Louise Levene is the author of A Vision of Loveliness, a BBC Book at Bedtime, which was also longlisted for the Desmond Elliott first novel prize, Ghastly Business and The Following Girls. She was the dance critic for the Sunday Telegraph for sixteen years and before that a dance writer on the Independent, but now works for the Financial Times. She lives in London with her husband and their two children.
Her new novel, HAPPY LITTLE BLUEBIRDS, will be published by Bloomsbury in May 2018.
Praise for HAPPY LITTLE BLUEBIRDS (2018):
'Great fun [...] As a heroine, [Evelyn] is a triumph. Orphaned and severed from her roots, she is the worthy heiress of Jane Eyre, Becky Sharp and, particularly, Flora Poste, in her steeliness, her steady eye and her use and appreciation of wit. Daughter of stern Nonconformists, who deplored almost everything that might seem like fun, she has been advised that, should she find herself facing difficult decisions, she should ask herself "What Would Jesus Do?" Pleasingly, she decides that quite often Jesus would probably have another little drink, or risk another spot of lipstick. California, she quickly learns, is very different from wartime Woking. [...] [Happy Little Bluebirds] is a bit of a romp, full of sharp one-liners and acerbic apercus, the kind of novel that makes you want to read paragraphs out to strangers, to share the joy.' Financial Times
'Enjoyable [...] The war seems remote, yet Levene deftly makes it simmer in the background. [...] [Evelyn's sister-in-law's] intimate letters contain some of the most evocative passages in the book. Levene gives us a brilliant array of sardonic, often horrifying portraits, too.' Spectator
'For the perfect piece of Bank Holiday escapism, look no further. It's September 1940, and Evelyn is plucked from her tedious Civil Service job in Surrey and sent to Hollywood to assist a British officer in creating war propaganda. A whip-smart comedy, chock-full with glamour, secret agents and sun-drenched Californian orange groves - seriously, what could be more heavenly?' Saga
‘Louise Levene’s cinematic satire brings sunshine and glamour … There’s pace and plenty of wit to keep you entertained until the credits roll’ Western Mail
Praise for GHASTLY BUSINESS (2011):
'Levene’s prose is so fresh, so enjoyable that you can’t help reading snippets out loud' Daily Telegraph
Praise for A VISION OF LOVELINESS (2010):
'I raced through A Vision of Loveliness, taking great delight in its sharply resurrected period detail... It's a delight - funny, sad and clever' Barbara Trapido
'This is biting social satire... Levene has a pitch-perfect ear for dialogue' Guardian
'A Vision of Loveliness is a pointed indictment of a sexist, small-minded society' Telegraph
It is September 1940 and Evelyn Murdoch, a translator from the Postal Censorship department, is uprooted from her home in wartime Woking and transferred to Hollywood. She is to assist a mysterious British agent in his attempts to outwit the Los Angeles German delegation and boost the British propaganda war effort.

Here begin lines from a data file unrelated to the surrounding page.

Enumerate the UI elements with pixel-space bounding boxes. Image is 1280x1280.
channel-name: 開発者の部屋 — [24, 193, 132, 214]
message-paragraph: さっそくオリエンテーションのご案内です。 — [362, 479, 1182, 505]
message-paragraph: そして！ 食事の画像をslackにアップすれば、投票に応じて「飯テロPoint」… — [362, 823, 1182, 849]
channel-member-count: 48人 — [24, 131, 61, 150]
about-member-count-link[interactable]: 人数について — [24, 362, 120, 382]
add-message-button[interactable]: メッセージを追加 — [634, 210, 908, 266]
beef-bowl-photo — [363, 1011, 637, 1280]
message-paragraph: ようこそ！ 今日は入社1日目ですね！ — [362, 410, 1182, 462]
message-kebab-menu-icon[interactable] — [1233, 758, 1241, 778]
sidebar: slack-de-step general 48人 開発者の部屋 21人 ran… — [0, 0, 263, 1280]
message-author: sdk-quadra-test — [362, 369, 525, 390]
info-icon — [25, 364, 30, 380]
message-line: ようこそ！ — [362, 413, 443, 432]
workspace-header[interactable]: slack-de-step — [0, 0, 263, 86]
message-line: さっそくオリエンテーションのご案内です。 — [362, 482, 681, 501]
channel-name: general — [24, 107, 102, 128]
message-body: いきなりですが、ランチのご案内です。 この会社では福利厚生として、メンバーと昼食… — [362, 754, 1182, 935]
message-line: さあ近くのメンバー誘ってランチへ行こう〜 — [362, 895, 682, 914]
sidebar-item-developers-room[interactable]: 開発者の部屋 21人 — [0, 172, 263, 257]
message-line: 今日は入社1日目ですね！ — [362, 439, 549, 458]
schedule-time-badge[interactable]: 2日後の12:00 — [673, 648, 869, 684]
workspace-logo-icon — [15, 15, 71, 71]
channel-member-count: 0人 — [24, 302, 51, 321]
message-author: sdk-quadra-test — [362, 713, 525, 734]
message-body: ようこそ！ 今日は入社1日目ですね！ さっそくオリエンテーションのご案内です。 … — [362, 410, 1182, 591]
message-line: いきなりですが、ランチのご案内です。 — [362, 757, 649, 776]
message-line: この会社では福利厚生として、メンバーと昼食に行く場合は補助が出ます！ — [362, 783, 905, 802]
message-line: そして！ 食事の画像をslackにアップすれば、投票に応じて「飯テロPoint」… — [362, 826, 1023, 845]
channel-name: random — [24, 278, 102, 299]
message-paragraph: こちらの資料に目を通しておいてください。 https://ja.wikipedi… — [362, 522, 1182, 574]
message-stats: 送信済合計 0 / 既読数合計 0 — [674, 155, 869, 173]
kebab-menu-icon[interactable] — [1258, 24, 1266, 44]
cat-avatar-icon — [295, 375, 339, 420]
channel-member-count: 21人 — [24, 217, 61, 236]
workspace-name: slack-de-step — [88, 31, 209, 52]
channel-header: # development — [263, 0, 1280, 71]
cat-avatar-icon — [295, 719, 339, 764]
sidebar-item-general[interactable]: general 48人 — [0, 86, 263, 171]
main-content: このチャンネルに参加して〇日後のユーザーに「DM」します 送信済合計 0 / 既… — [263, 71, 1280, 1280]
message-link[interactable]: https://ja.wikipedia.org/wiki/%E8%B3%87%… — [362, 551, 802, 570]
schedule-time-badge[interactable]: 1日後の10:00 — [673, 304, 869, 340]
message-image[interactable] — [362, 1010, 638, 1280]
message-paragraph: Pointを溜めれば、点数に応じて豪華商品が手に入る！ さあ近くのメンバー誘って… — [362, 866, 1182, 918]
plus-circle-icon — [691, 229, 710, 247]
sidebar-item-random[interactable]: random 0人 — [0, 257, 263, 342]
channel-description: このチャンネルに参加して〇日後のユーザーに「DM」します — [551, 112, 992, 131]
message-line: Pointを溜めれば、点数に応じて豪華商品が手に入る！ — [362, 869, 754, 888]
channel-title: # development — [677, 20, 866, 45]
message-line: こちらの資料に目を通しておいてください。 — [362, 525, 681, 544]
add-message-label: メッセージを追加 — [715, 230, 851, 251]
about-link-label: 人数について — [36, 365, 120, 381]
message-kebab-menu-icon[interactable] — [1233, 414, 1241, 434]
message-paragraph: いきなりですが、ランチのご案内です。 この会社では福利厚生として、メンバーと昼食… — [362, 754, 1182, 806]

The unhappy young widow is supplied with a new Californian wardrobe, a Bel Air bungalow and her own desk in the writers' block of Miracle Studios.
At first bewildered by the glamorous excesses of this strange new world, she is gradually seduced by the sunlight, orange groves and clever, fast-talking men. But, just as she begins to blossom, her new technicolor ending threatens to slip from her grasp.

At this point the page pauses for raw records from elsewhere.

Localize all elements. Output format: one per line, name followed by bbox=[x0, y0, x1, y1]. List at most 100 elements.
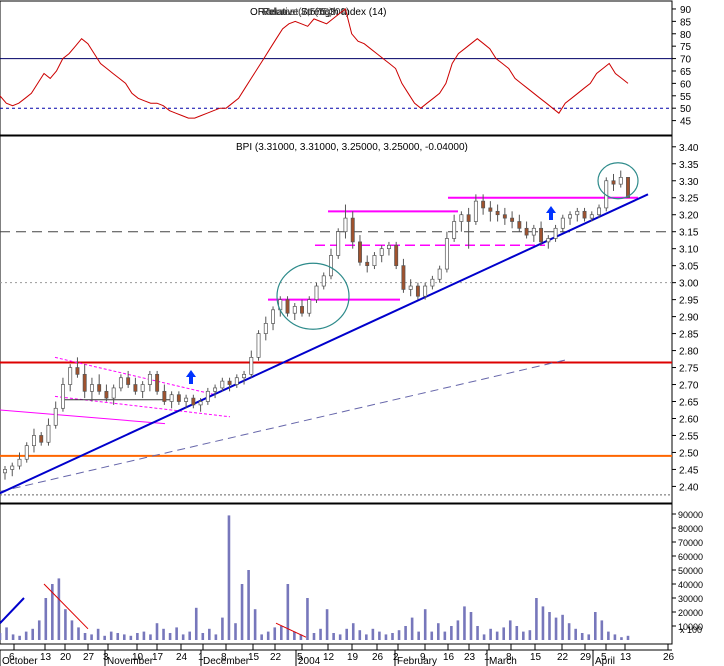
volume-bar bbox=[96, 628, 100, 640]
volume-bar bbox=[208, 628, 211, 640]
volume-bar bbox=[253, 609, 257, 640]
volume-bar bbox=[240, 584, 244, 640]
rsi-ytick-label: 85 bbox=[680, 17, 692, 28]
x-tick-label: 24 bbox=[176, 652, 188, 663]
volume-bar bbox=[325, 609, 329, 640]
volume-ytick-label: 70000 bbox=[678, 538, 703, 548]
month-label: December bbox=[203, 656, 250, 666]
volume-bar bbox=[587, 634, 591, 640]
volume-bar bbox=[266, 631, 270, 640]
volume-bar bbox=[607, 631, 610, 640]
volume-bar bbox=[600, 620, 604, 640]
candle-body bbox=[343, 217, 348, 233]
volume-bar bbox=[351, 623, 355, 640]
price-ytick-label: 3.00 bbox=[679, 279, 699, 290]
candle-body bbox=[473, 200, 478, 222]
volume-bar bbox=[358, 630, 362, 640]
candle-body bbox=[227, 380, 232, 385]
price-ytick-label: 2.50 bbox=[679, 448, 699, 459]
volume-bar bbox=[502, 627, 506, 640]
month-label: November bbox=[107, 656, 154, 666]
x-tick-label: 23 bbox=[464, 652, 476, 663]
volume-bar bbox=[214, 634, 218, 640]
candle-body bbox=[350, 217, 355, 243]
rsi-ytick-label: 65 bbox=[680, 67, 692, 78]
candle-body bbox=[531, 227, 536, 236]
volume-bar bbox=[574, 628, 577, 640]
candle-body bbox=[510, 217, 515, 222]
x-tick-label: 13 bbox=[620, 652, 632, 663]
volume-bar bbox=[567, 623, 571, 640]
candle-body bbox=[17, 458, 22, 467]
rsi-ytick-label: 45 bbox=[680, 117, 692, 128]
price-ytick-label: 2.95 bbox=[679, 296, 699, 307]
volume-bar bbox=[11, 634, 15, 640]
volume-bar bbox=[593, 612, 597, 640]
candle-body bbox=[307, 299, 312, 314]
volume-bar bbox=[469, 612, 473, 640]
volume-bar bbox=[194, 607, 198, 640]
price-title: BPI (3.31000, 3.31000, 3.25000, 3.25000,… bbox=[236, 142, 468, 153]
candle-body bbox=[423, 285, 428, 297]
volume-bar bbox=[463, 606, 466, 640]
price-ytick-label: 3.05 bbox=[679, 262, 699, 273]
candle-body bbox=[502, 214, 507, 219]
volume-bar bbox=[227, 515, 231, 640]
candle-body bbox=[575, 210, 580, 216]
candle-body bbox=[126, 377, 131, 385]
x-tick-label: 22 bbox=[557, 652, 569, 663]
volume-bar bbox=[260, 634, 263, 640]
candle-body bbox=[597, 207, 601, 216]
volume-ytick-label: 40000 bbox=[678, 580, 703, 590]
volume-bar bbox=[548, 612, 551, 640]
volume-bar bbox=[201, 633, 205, 640]
price-ytick-label: 3.40 bbox=[679, 143, 699, 154]
volume-bar bbox=[83, 633, 87, 640]
candle-body bbox=[466, 214, 471, 222]
candle-body bbox=[321, 275, 326, 287]
volume-bar bbox=[122, 634, 126, 640]
volume-bar bbox=[417, 631, 420, 640]
candle-body bbox=[292, 306, 297, 314]
volume-bar bbox=[508, 620, 512, 640]
candle-body bbox=[611, 180, 616, 185]
price-ytick-label: 3.10 bbox=[679, 245, 699, 256]
candle-body bbox=[82, 373, 87, 392]
rsi-ytick-label: 70 bbox=[680, 55, 692, 66]
volume-bar bbox=[338, 634, 342, 640]
candle-body bbox=[459, 214, 464, 222]
candle-body bbox=[133, 384, 138, 392]
rsi-ytick-label: 55 bbox=[680, 92, 692, 103]
candle-body bbox=[408, 285, 413, 290]
candle-body bbox=[256, 333, 261, 358]
candle-body bbox=[118, 377, 123, 389]
price-ytick-label: 2.40 bbox=[679, 482, 699, 493]
candle-body bbox=[53, 407, 58, 426]
candle-body bbox=[184, 397, 189, 402]
price-ytick-label: 2.45 bbox=[679, 465, 699, 476]
volume-bar bbox=[37, 620, 41, 640]
volume-bar bbox=[397, 630, 401, 640]
volume-bar bbox=[613, 634, 617, 640]
volume-bar bbox=[103, 635, 106, 640]
volume-bar bbox=[561, 614, 564, 640]
volume-bar bbox=[306, 598, 309, 640]
volume-ytick-label: 90000 bbox=[678, 510, 703, 520]
month-label: February bbox=[397, 656, 437, 666]
volume-bar bbox=[443, 631, 447, 640]
volume-bar bbox=[293, 631, 296, 640]
candle-body bbox=[75, 367, 80, 375]
candle-body bbox=[32, 435, 36, 447]
volume-bar bbox=[515, 626, 519, 640]
volume-bar bbox=[142, 631, 146, 640]
price-ytick-label: 2.75 bbox=[679, 364, 699, 375]
rsi-ytick-label: 75 bbox=[680, 42, 692, 53]
candle-body bbox=[249, 357, 254, 375]
price-ytick-label: 3.20 bbox=[679, 211, 699, 222]
volume-bar bbox=[423, 609, 427, 640]
candle-body bbox=[415, 285, 420, 297]
candle-body bbox=[437, 268, 442, 280]
candle-body bbox=[220, 380, 225, 389]
candle-body bbox=[430, 278, 435, 287]
candle-body bbox=[372, 255, 377, 267]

When Amanda Baker was 14 she found a letter written by her runaway mother to her unborn child: 'Dear Jeremy' it began 'or Amanda...'
Mrs Baker still sends Christmas presents - Meccano, a fishing rod, a Spare Rib subscription - but her daughter is now in the coolly capable hands of Mr Baker's second wife, Pam, who trots home from work on her stacked heels to her formica 'dream kitchen', where she curls butter, grills grapefruit and swigs sherry from the bottle hidden under the sink. Meanwhile Amanda's dad, soured by his experiences with free-spirited women, crossbreeds fuchsias and salivates over glossy prospectuses in search of a new school for his disappointing daughter.
The happiest days of your life? Not for Baker, sixteen and sick of it as she moves miserably between lessons packed with palm fibre and the use of the dative. Baker's only solace is her fifth form gang - the four Mandies - and a low-calorie diet of king-sized cigarettes, until she teams up with Julia Smith, games captain and consummate game player. And so begins a passionate friendship that will threaten her future, menace her sanity and risk the betrayal of everything and everyone she holds dear.

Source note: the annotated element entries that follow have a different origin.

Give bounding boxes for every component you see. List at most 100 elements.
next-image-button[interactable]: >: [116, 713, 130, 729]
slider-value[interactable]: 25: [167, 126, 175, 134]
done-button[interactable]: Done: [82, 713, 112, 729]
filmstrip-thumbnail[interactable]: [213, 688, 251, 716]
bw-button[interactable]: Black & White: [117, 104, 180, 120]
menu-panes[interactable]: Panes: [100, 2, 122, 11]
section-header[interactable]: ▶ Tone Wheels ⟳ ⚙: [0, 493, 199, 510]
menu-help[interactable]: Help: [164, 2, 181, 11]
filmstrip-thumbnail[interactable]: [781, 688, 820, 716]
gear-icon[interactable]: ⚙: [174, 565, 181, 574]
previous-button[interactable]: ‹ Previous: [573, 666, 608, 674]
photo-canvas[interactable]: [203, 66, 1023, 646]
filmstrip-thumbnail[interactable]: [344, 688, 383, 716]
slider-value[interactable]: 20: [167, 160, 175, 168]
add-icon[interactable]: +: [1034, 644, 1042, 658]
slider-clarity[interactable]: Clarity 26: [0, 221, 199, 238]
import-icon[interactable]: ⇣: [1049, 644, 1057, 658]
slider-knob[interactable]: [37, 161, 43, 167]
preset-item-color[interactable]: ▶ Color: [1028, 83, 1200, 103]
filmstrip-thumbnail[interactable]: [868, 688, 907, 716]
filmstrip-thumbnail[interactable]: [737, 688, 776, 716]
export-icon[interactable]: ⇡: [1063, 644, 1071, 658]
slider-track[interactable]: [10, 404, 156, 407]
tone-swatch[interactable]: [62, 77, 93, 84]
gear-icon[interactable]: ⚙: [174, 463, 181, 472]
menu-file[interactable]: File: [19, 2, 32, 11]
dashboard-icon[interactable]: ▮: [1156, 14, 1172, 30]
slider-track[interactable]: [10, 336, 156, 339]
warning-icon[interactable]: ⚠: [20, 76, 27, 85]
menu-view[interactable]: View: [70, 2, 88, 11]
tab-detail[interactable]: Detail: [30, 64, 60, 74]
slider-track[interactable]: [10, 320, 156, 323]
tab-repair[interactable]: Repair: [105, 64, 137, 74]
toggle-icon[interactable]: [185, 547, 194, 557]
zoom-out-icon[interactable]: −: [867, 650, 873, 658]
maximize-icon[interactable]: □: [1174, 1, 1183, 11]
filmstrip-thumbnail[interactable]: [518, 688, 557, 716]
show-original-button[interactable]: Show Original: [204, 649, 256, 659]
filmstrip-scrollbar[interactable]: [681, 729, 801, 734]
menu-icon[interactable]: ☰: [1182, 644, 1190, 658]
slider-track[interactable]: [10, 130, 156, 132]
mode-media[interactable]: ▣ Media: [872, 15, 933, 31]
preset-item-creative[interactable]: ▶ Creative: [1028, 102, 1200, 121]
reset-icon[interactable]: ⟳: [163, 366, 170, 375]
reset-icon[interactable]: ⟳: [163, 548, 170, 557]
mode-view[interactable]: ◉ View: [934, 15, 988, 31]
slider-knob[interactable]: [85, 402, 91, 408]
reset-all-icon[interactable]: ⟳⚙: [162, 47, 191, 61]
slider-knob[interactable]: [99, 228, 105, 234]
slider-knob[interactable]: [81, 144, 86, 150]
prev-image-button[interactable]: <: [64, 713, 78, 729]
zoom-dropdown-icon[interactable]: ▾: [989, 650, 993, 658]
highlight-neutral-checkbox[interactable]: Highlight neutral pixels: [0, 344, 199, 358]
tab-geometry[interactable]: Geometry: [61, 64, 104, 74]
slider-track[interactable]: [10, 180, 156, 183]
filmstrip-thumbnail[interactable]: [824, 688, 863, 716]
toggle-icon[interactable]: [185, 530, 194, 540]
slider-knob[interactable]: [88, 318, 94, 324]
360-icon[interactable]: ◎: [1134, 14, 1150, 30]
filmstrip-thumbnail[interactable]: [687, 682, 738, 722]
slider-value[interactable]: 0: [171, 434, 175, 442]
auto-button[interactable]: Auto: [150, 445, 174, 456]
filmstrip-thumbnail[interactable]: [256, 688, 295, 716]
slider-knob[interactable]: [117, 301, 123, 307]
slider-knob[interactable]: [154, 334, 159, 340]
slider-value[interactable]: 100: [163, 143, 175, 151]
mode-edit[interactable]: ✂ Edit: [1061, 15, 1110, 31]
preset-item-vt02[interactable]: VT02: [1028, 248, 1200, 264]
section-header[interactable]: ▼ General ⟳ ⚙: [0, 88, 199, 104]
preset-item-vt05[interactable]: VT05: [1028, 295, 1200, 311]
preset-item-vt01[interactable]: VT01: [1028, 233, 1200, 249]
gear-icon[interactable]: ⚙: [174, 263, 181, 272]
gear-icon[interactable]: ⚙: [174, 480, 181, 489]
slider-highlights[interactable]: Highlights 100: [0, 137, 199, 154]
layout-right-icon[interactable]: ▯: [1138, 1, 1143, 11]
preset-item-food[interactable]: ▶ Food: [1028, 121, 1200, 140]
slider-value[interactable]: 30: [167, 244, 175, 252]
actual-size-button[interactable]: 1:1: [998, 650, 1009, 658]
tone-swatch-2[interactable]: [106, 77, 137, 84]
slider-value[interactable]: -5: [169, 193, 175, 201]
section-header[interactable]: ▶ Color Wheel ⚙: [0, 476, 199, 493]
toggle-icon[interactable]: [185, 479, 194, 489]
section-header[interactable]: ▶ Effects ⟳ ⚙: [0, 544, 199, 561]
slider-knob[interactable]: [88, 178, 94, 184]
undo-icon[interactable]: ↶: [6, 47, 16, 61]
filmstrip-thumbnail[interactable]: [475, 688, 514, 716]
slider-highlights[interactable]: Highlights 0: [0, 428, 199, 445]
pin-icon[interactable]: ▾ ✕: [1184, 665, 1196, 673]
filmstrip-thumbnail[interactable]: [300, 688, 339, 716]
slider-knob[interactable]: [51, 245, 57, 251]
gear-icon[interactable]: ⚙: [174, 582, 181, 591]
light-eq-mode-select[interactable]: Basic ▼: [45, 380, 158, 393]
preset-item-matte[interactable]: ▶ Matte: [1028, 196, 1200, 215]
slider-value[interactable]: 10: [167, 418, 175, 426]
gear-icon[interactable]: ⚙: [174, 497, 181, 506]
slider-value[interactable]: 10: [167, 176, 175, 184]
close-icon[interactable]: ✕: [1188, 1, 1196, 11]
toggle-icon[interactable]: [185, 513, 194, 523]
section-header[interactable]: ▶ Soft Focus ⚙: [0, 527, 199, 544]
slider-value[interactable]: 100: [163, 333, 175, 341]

The Following Girls weaves the minutiae of Seventies girlhood into an unsparing tragi-comedy of shrinking horizons, dangerous alliances and not-so-happy families.
Ghastly Business conjures the world of interwar London with gleeful vigour: a time when a woman’s body was only mentioned if someone had dismembered it; when the scars of the Great War were still fresh and when a pretty young bluestocking needed to tread very carefully in order to avoid becoming yet another of its casualties. A Vision of Loveliness, covered the heady days of the 1960s, with Ghastly Business Levene turns her eyes towards the year 1929, and the office of an eminent London pathologist.
Jane is a smart young thing in early-Sixties London. She read all the right books and, in one long weekend, launches herself from nothing-ever-happens Norbury to a nice little flat in Mayfair. But when a shocking act of violence threatens to bring Jane's glittering new life crashing down around her she must call on all her powers of reinvention.